Medication adherence is a prime example of the ability to leverage pharmacy performance measures to support value-based contracts between payers and pharmacies. For instance, CMS, in its 2021 national impact assessment report, identified that improving medication adherence for PQA’s three primary proportion of days covered (PDC) measures resulted in $46.6 billion in estimated healthcare costs avoided. PDC is the preferred method to measure medication adherence.
How can pharmacy performance measures evaluating clinical endpoints and biomarkers further drive home quality of care? Our initial prioritized pharmacy performance measure set will focus on services that pharmacists can most impact on a broad scale, such as hemoglobin A1C, blood pressure, immunizations, and a PDC composite adherence measure.
Five PQA pharmacy measures are ready to use now. Four of them are focused on adherence, and a fifth addresses Specialty Pharmacy Turnaround Time. We also have underway two proof-of-concept pilots to implement four promising blood pressure and hemoglobin A1C pharmacy measure concepts in value-based payment arrangements (VBAs) between payers and pharmacies. We are seeking funding partners to help us study feasibility issues for our immunization measure concepts.

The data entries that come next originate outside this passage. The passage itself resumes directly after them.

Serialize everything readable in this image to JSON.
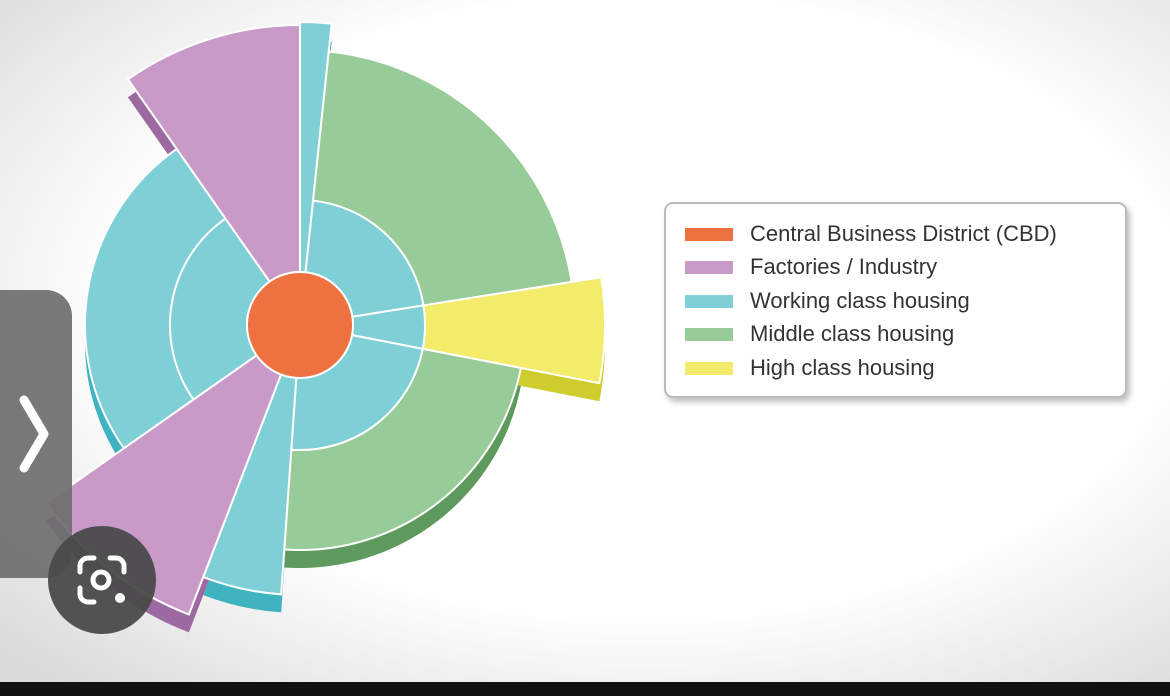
{
  "legend": {
    "items": [
      {
        "label": "Central Business District (CBD)"
      },
      {
        "label": "Factories / Industry"
      },
      {
        "label": "Working class housing"
      },
      {
        "label": "Middle class housing"
      },
      {
        "label": "High class housing"
      }
    ]
  }
}
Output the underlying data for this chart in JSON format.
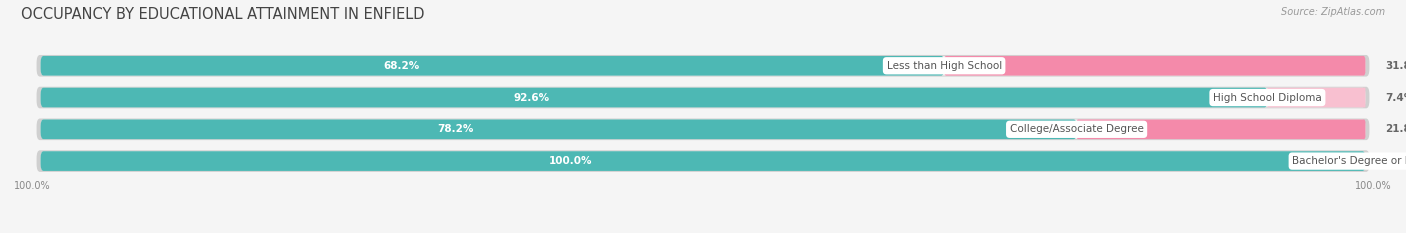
{
  "title": "OCCUPANCY BY EDUCATIONAL ATTAINMENT IN ENFIELD",
  "source": "Source: ZipAtlas.com",
  "categories": [
    "Less than High School",
    "High School Diploma",
    "College/Associate Degree",
    "Bachelor's Degree or higher"
  ],
  "owner_pct": [
    68.2,
    92.6,
    78.2,
    100.0
  ],
  "renter_pct": [
    31.8,
    7.4,
    21.8,
    0.0
  ],
  "owner_color": "#4db8b4",
  "renter_color": "#f48aaa",
  "renter_color_light": "#f8c0d0",
  "bar_bg_color": "#e0e0e0",
  "bar_bg_inner": "#f0f0f0",
  "background_color": "#f5f5f5",
  "title_color": "#444444",
  "source_color": "#999999",
  "label_color_white": "#ffffff",
  "label_color_dark": "#666666",
  "cat_label_color": "#555555",
  "legend_color": "#555555",
  "axis_label_color": "#888888",
  "title_fontsize": 10.5,
  "label_fontsize": 7.5,
  "cat_fontsize": 7.5,
  "legend_fontsize": 8,
  "source_fontsize": 7,
  "axis_label_fontsize": 7,
  "bar_height": 0.62,
  "x_left_label": "100.0%",
  "x_right_label": "100.0%",
  "total_bar_width": 100.0,
  "xlim_left": -2,
  "xlim_right": 102
}
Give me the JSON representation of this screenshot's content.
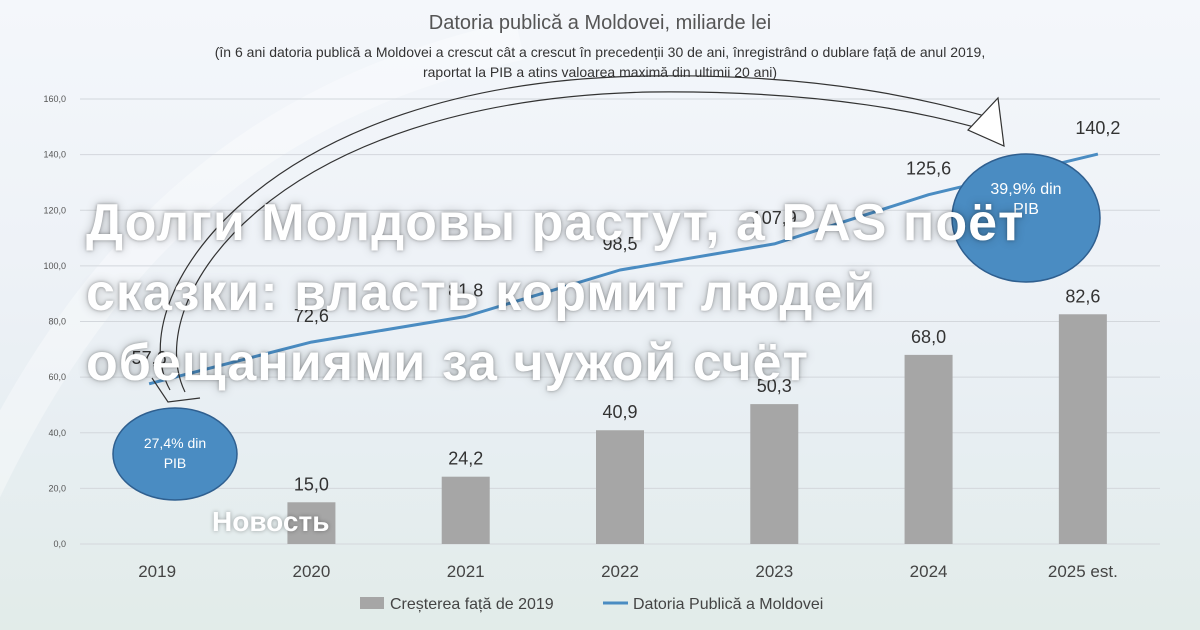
{
  "chart_data": {
    "type": "bar",
    "title": "Datoria publică a Moldovei, miliarde lei",
    "subtitle_lines": [
      "(în 6 ani datoria publică a Moldovei a crescut cât a crescut în precedenții 30 de ani, înregistrând o dublare față de anul 2019,",
      "raportat la PIB a atins valoarea maximă din ultimii 20 ani)"
    ],
    "categories": [
      "2019",
      "2020",
      "2021",
      "2022",
      "2023",
      "2024",
      "2025 est."
    ],
    "ylim": [
      0,
      160
    ],
    "yticks": [
      "0,0",
      "20,0",
      "40,0",
      "60,0",
      "80,0",
      "100,0",
      "120,0",
      "140,0",
      "160,0"
    ],
    "grid": true,
    "legend_position": "bottom",
    "series": [
      {
        "name": "Creșterea față de 2019",
        "kind": "bar",
        "color": "#a6a6a6",
        "values": [
          null,
          15.0,
          24.2,
          40.9,
          50.3,
          68.0,
          82.6
        ],
        "labels": [
          "",
          "15,0",
          "24,2",
          "40,9",
          "50,3",
          "68,0",
          "82,6"
        ]
      },
      {
        "name": "Datoria Publică a Moldovei",
        "kind": "line",
        "color": "#4a8cc2",
        "values": [
          57.6,
          72.6,
          81.8,
          98.5,
          107.9,
          125.6,
          140.2
        ],
        "labels": [
          "57,6",
          "72,6",
          "81,8",
          "98,5",
          "107,9",
          "125,6",
          "140,2"
        ]
      }
    ],
    "annotations": [
      {
        "label": "27,4% din PIB",
        "category": "2019",
        "color": "#4a8cc2"
      },
      {
        "label": "39,9% din PIB",
        "category": "2025 est.",
        "color": "#4a8cc2"
      }
    ]
  },
  "overlay": {
    "headline_lines": [
      "Долги Молдовы растут, а PAS поёт",
      "сказки: власть кормит людей",
      "обещаниями за чужой счёт"
    ],
    "badge": "Новость"
  }
}
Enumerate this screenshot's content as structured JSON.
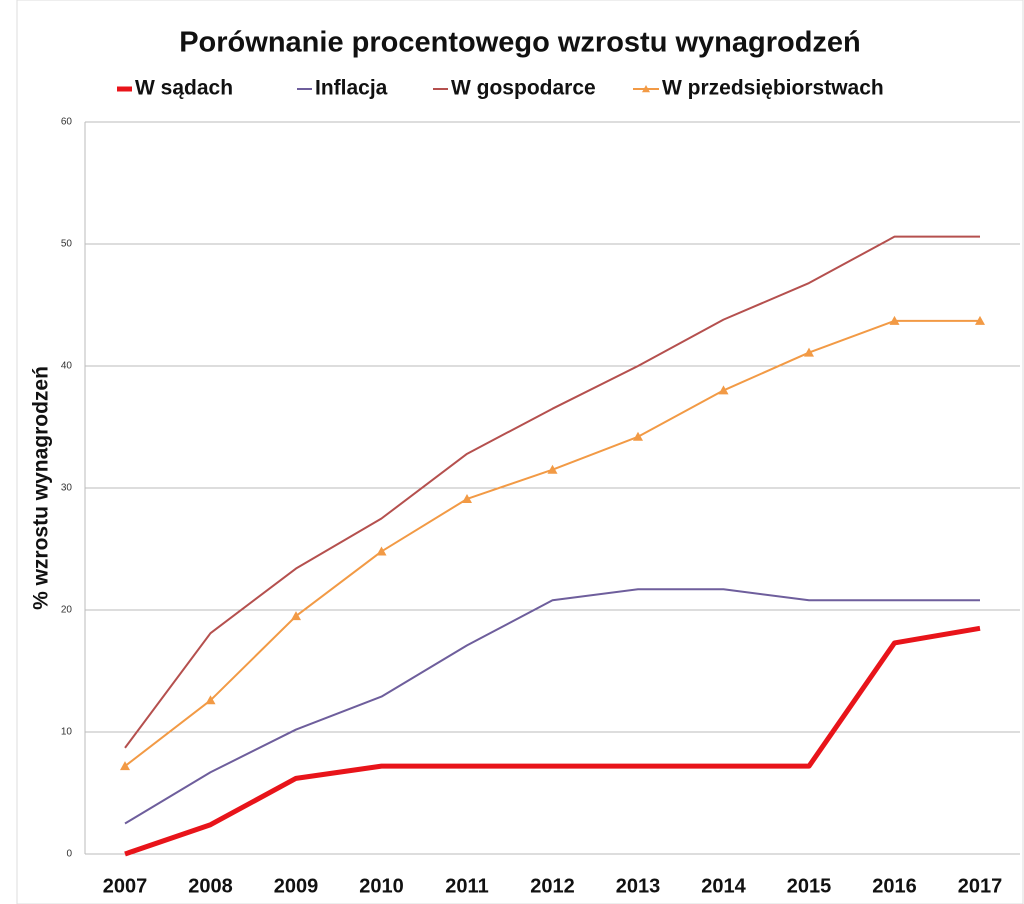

Pharmacy performance measures, which incorporate clinical biometrics such as hemoglobin A1C and blood pressure, and guideline-based preventive care interventions such as immunizations, support the delivery of clinical care and services by pharmacists and provide essential health information to plans, payers, and providers.
What’s Next
There are other factors that must be addressed to ensure the success of this effort. The pharmacy profession must continue its pursuit of a re-envisioned practice environment that supports pharmacist-provided care. The physical pharmacy practice setting must be patient-focused and supportive of pharmacists as providers.
Practice models must ensure that pharmacists and pharmacy personnel are empowered to practice at the top of their training. Organizations must continue to push for the inclusion of pharmacists as members in team-based care. The first step is aligning incentives and laying the path forward, and PQA is committed to playing its part by developing pharmacy performance measures.
As the stars continue to align, pharmacists will have an opportunity to establish their role as providers in the value-based care environment of the future. PQA remains committed to working alongside our forward-thinking members and diverse stakeholders to finish the job we started on pharmacy performance measures.